Le carogne che gestiscono a livello cittadino le occupazioni li foraggiate voi, ma pagate soprattutto i costruttori e i grandi proprietari immobiliari. Che gongolano: più i loro palazzi restano occupati più incassano di risarcimenti e si parla di decine e decine di milioni. Una edilizia orripilante, fuori mercato, che invece rende tantissimo grazie alle occupazioni. Confermandoci una tesi che ripetiamo da dieci anni: la immondizia dei boss delle occupazioni e l'immondizia dei palazzinari romani sono due facce della medesima medaglia. Guardacaso sono due tipologie (dis)umane che esistono solo a Roma.

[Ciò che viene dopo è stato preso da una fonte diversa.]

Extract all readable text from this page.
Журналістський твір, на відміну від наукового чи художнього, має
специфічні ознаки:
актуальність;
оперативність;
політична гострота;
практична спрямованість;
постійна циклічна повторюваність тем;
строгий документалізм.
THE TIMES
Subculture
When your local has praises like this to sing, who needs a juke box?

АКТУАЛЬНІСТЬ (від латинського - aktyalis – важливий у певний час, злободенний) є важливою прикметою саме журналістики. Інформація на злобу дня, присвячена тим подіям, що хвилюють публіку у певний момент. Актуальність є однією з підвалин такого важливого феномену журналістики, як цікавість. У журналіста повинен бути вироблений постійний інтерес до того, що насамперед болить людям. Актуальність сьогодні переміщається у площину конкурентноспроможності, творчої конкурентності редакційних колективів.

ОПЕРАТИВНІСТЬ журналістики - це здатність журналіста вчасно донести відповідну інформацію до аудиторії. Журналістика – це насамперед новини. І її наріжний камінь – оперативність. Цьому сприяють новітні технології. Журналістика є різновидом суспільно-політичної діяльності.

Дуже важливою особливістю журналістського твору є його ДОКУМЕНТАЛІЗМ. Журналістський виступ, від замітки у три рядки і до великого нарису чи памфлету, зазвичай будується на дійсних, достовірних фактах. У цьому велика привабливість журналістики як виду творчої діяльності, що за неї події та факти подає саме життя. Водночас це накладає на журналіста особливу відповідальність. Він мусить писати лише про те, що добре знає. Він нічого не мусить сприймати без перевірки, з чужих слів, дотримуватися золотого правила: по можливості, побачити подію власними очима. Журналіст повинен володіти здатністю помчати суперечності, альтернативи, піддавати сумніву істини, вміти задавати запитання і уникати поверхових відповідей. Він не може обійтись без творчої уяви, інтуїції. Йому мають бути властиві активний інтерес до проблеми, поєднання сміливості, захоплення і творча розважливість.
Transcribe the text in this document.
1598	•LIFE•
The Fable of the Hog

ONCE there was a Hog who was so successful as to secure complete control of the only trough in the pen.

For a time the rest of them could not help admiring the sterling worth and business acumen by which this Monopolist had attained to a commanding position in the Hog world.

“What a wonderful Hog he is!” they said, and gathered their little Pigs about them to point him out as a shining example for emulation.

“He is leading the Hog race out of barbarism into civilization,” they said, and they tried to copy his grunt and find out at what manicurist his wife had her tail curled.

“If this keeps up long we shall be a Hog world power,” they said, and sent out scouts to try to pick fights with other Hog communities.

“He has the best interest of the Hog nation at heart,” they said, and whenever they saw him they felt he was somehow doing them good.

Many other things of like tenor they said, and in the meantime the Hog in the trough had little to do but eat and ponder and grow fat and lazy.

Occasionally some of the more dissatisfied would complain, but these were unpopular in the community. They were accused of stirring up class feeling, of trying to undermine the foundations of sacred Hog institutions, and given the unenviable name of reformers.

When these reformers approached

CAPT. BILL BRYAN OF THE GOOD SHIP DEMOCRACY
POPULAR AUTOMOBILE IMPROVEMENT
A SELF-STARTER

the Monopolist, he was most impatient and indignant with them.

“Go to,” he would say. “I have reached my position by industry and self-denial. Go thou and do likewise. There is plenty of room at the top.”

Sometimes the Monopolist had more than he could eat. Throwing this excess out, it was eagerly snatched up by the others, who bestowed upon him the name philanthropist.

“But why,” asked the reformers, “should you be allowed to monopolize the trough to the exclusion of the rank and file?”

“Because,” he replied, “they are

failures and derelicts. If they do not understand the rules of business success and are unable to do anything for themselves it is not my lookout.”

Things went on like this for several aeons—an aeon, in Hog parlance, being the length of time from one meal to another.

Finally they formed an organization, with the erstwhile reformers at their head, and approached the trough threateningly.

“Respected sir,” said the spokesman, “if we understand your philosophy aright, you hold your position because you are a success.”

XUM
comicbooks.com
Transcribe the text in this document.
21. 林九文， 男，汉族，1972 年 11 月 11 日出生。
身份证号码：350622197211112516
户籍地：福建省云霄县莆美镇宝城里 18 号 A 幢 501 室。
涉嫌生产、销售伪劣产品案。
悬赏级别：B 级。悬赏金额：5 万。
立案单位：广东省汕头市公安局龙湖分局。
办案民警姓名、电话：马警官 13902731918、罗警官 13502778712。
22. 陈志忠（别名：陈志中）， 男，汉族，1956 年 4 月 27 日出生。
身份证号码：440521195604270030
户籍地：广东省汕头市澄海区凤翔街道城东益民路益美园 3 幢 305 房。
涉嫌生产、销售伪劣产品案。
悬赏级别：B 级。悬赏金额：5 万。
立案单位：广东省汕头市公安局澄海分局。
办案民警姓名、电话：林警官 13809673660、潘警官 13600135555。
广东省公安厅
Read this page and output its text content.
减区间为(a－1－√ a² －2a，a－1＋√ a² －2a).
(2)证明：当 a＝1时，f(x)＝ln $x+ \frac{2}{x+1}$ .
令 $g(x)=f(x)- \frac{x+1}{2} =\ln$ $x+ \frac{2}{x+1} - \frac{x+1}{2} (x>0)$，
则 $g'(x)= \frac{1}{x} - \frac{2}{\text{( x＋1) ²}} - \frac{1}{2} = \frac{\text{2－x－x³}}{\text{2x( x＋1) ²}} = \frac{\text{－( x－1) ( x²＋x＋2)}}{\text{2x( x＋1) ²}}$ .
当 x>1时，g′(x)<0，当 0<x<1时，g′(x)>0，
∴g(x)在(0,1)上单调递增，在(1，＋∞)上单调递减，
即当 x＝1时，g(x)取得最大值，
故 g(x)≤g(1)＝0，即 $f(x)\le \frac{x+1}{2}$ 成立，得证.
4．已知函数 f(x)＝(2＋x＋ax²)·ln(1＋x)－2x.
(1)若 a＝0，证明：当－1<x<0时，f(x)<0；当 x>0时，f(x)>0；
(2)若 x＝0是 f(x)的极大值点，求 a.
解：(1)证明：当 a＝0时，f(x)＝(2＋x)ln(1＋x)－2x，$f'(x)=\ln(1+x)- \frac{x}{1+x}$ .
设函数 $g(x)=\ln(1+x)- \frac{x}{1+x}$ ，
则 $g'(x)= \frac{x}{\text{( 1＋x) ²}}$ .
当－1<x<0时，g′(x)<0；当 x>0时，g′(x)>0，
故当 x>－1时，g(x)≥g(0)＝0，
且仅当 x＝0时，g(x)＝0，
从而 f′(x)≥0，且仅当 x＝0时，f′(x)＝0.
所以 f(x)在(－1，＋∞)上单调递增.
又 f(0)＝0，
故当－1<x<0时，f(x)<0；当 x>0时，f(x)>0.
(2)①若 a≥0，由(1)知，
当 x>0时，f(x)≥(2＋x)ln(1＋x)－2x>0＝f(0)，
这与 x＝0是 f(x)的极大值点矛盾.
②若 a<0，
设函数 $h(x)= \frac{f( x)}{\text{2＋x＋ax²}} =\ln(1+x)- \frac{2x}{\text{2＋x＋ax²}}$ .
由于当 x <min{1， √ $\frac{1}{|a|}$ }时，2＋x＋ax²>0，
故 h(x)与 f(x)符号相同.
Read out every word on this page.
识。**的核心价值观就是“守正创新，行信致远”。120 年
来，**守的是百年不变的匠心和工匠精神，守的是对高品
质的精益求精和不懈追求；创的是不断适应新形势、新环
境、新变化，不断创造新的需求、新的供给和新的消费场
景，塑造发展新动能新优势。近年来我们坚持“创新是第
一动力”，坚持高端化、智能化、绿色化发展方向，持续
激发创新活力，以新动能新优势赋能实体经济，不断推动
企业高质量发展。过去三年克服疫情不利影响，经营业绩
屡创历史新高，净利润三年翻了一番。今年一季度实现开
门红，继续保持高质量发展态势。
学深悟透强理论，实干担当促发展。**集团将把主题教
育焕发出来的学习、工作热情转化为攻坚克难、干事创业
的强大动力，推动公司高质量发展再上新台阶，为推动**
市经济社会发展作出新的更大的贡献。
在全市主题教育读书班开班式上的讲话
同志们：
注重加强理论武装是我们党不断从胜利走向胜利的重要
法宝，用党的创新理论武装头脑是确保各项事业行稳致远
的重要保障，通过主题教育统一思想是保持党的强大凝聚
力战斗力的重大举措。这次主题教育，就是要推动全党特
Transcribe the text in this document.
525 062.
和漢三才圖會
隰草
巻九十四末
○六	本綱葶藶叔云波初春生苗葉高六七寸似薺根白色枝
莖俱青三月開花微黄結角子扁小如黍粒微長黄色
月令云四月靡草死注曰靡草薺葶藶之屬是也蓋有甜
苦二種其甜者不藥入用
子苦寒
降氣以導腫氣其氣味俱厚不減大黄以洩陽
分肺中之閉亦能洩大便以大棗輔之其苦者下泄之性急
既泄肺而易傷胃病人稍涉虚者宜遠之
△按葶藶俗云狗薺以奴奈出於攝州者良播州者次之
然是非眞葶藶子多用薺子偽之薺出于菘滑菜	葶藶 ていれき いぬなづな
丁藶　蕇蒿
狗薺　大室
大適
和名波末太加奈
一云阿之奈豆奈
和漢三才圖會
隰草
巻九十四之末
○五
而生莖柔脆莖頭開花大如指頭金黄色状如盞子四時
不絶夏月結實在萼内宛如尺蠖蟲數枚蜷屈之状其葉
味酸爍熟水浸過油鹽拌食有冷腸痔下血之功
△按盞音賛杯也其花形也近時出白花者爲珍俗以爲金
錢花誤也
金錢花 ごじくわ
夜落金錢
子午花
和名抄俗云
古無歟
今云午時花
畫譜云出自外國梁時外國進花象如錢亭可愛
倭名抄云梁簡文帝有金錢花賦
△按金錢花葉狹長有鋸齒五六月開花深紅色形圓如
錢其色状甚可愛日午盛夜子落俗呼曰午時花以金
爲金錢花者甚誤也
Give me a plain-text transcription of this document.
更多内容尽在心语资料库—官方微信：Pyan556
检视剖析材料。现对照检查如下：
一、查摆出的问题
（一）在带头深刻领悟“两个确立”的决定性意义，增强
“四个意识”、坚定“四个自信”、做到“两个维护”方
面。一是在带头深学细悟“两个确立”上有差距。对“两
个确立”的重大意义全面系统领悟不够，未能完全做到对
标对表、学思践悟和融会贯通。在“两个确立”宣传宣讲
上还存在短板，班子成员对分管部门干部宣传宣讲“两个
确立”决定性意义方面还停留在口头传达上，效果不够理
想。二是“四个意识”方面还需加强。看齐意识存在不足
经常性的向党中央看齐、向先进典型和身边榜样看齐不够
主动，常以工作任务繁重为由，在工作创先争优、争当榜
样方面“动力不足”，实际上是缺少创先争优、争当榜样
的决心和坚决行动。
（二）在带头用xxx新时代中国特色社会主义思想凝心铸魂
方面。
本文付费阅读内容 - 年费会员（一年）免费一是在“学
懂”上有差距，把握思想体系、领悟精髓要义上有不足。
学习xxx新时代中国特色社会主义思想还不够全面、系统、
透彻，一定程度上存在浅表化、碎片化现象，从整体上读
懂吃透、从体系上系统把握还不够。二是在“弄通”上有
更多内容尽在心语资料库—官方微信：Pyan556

E voi pagate: dieci, venti, quaranta milioni di risarcimenti. Soldi tolti ai servizi sociali, soldi tolti all'assistenza agli anziani, soldi tolti alle scuole materne. Calano i servizi, peggiorano le prestazioni e si dà la colpa in generale a chi amministra. Ma perché non andiamo a vedere dove vengono davvero allocati i soldi. Perché non approfondiamo i motivi per cui manca il denaro. E così chi paga le tasse paga due volte. E così chi ha bisogno di servizi pubblici perché non può permettersi quelli privati ha disagi doppi. E chi se ne approfitta vive a gratis a due passi dal centro.Il tutto in nome di una emergenza abitativa totalmente inventata, costruita per strumentalizzare il disagio a vantaggio di alcuni, pochi individui senza scrupoli che sovraintendono il crimine delle occupazioni. Una autentica 'ndrangheta che esiste solo a Roma e che nessuno sembra davvero intenzionato ad estirpare e che anzi fa comodo, spostando voti ma soprattutto spostando gente, determinando il successo o l'insuccesso di manifestazioni e picchetti e lavorando con l'arma più odiosa: quella del ricatto. Ricatto peraltro contro una parte, quella pubblica, incapace di difendersi e di farsi valere. Dopo l'elemosiniere del papa che riattacca la luce (la pagate sempre voi, TUTTA), ora la Prefettura che si tira indietro il giorno prima di un sacrosanto sgombero. L'unica città del mondo dove c'è una situazione simile, l'unica città del mondo che sulla legalità va indietro invece di andare avanti. L'unica città del mondo che scambia il banditismo per solidarietà. Non c'è nulla di più sbagliato e mistificatorio. Dove c'è banditismo i deboli, quelli veri, hanno solo da perderci. E le condizioni della gente povera a Roma - la gente povera per davvero, non la gente paracula - sono evidenti. E saranno sempre peggiori, perché in una città dove lo stato non ha il coraggio di farsi rispettare nessuno verrà ad investire, nessuno verrà a scommettere, nessuno verrà a portare i propri capitali e le proprie idee per dare una speranza a chi è senza lavoro e senza opportunità.